Изменить размер шрифта - +
  Она
сдерживалась, стараясь не разрыдаться, губы ее постоянно двигались, словно
она хотела сказать что-то, но не могла, будто лишилась дара речи.
     - Иди сюда, человечек, - сказал Роумэн, - иди, маленький...
     Криста ткнулась ему лицом в грудь; руки ее как-то медленно, словно ей
стоило огромного  труда  поднять  их,  скрестились  у  него  на  шее;  ему
показалось, что они вот-вот разожмутся и упадут бессильно.
     - Все хорошо, конопушка, - сказал он, - все прекрасно...  Тебя  никто
не обидел?
     Она покачала головой;  тело  ее  дрогнуло,  но  так  было  одно  лишь
мгновение; Роумэн почувствовал,  как  напряглась  ее  спина.  "Сейчас  она
поднимет голову, - подумал он, - и посмотрит мне в глаза".
     Кристина, однако, головы не подняла, откашлялась и сказала:
     - Я...  Мы привезли хамона, как ты просил... И  две  булки...  И  еще
кесо'... Самый сухой, какой ты любишь. И еще я попросила у Наталио десяток
яиц, чтобы сделать тебе тартилью.

_______________

     ' К е с о (исп.) - сыр.


     - Иди, приготовь все это, - сказал он. -  Я  освобожусь  минут  через
двадцать. Даже раньше. И они уйдут.
     Криста прижалась к нему еще теснее и покачала головой.  По  спине  ее
еще раз пробежала дрожь.
     - Ну-ка, выйдите отсюда, Гаузнер, - сказал Роумэн.
     - Я погожу отсюда выходить.  Мне приятно наблюдать.
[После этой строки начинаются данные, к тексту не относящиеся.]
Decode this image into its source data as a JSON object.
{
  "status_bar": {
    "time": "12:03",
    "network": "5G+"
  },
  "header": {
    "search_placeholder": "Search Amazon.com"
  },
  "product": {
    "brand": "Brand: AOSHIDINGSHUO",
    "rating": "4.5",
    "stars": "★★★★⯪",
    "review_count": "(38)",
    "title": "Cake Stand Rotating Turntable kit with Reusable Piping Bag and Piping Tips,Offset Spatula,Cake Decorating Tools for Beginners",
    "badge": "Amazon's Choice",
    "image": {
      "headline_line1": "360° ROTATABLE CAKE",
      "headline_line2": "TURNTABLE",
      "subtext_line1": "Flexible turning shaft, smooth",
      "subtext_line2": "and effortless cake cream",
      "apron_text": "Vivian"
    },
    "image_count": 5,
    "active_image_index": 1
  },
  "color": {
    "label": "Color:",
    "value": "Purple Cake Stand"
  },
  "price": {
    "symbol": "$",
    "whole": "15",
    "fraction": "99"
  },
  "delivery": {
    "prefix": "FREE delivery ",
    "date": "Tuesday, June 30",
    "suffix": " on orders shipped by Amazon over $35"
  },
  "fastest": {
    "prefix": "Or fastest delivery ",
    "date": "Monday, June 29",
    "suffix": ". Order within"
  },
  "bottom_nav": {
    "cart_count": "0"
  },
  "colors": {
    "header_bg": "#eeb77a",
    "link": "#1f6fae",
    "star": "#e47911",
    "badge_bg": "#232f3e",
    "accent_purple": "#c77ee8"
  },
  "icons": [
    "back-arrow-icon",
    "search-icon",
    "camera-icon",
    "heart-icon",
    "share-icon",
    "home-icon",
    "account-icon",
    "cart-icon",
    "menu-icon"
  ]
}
Вы  действительно
очень подходите друг другу.
     Роумэн почувствовал, как тело женщины стало обмякать.  Он прижал ее к
себе, шепнув что-то ласковое, несуразное.
     - Выйдите, повторяю я, - еще тише сказал  Роумэн.  -  Неужели  вы  не
понимаете, что вдвоем умирать не страшно?
     - Страшно, - ответил Гаузнер. - Еще страшнее, чем в одиночку.
     - Ну-ка, идите ко мне, Гаузнер, - тихо сказал высокий из коридора.  -
Вы нужны мне здесь.
     Тот деревянно поднялся; лицо его враз приняло иное выражение:  вместо
затаенного  ликования  на  нем  теперь  была   написана    сосредоточенная
деловитость. Роумэн оглянулся - даже спина Гаузнера сейчас сделалась иной,
в ней не было  униженности,  подчеркнутой  спортивным  хлястиком  ("Что  я
привязался  к  этому  хлястику,  бред  какой-то!"),  наоборот,  она   была
развернутой, офицерской, только лопатки очень худые -  карточная  система,
маргарина дают крохи, да и те, верно, он себе не берет, хранит для дочери.
     - Закройте дверь, Гаузнер, - так же  тихо  сказал  Пепе.  -  Оставьте
мистера Роумэна с его любимой наедине.
     Роумэн взял лицо Кристы в  свои  руки,  хотел  поднять  его,  но  она
покачала головой; ладони его  стали  мокрыми.  "Как  можно  так  беззвучно
плакать, - подумал он, - так только дети плачут; сухие волосы  рассыпались
по ее плечам, какие же  они  густые  и  тяжелые.  Бедненькая,  сколько  ей
пришлось перенести в жизни!"
     - Все хорошо, человечек, - повторил  Роумэн.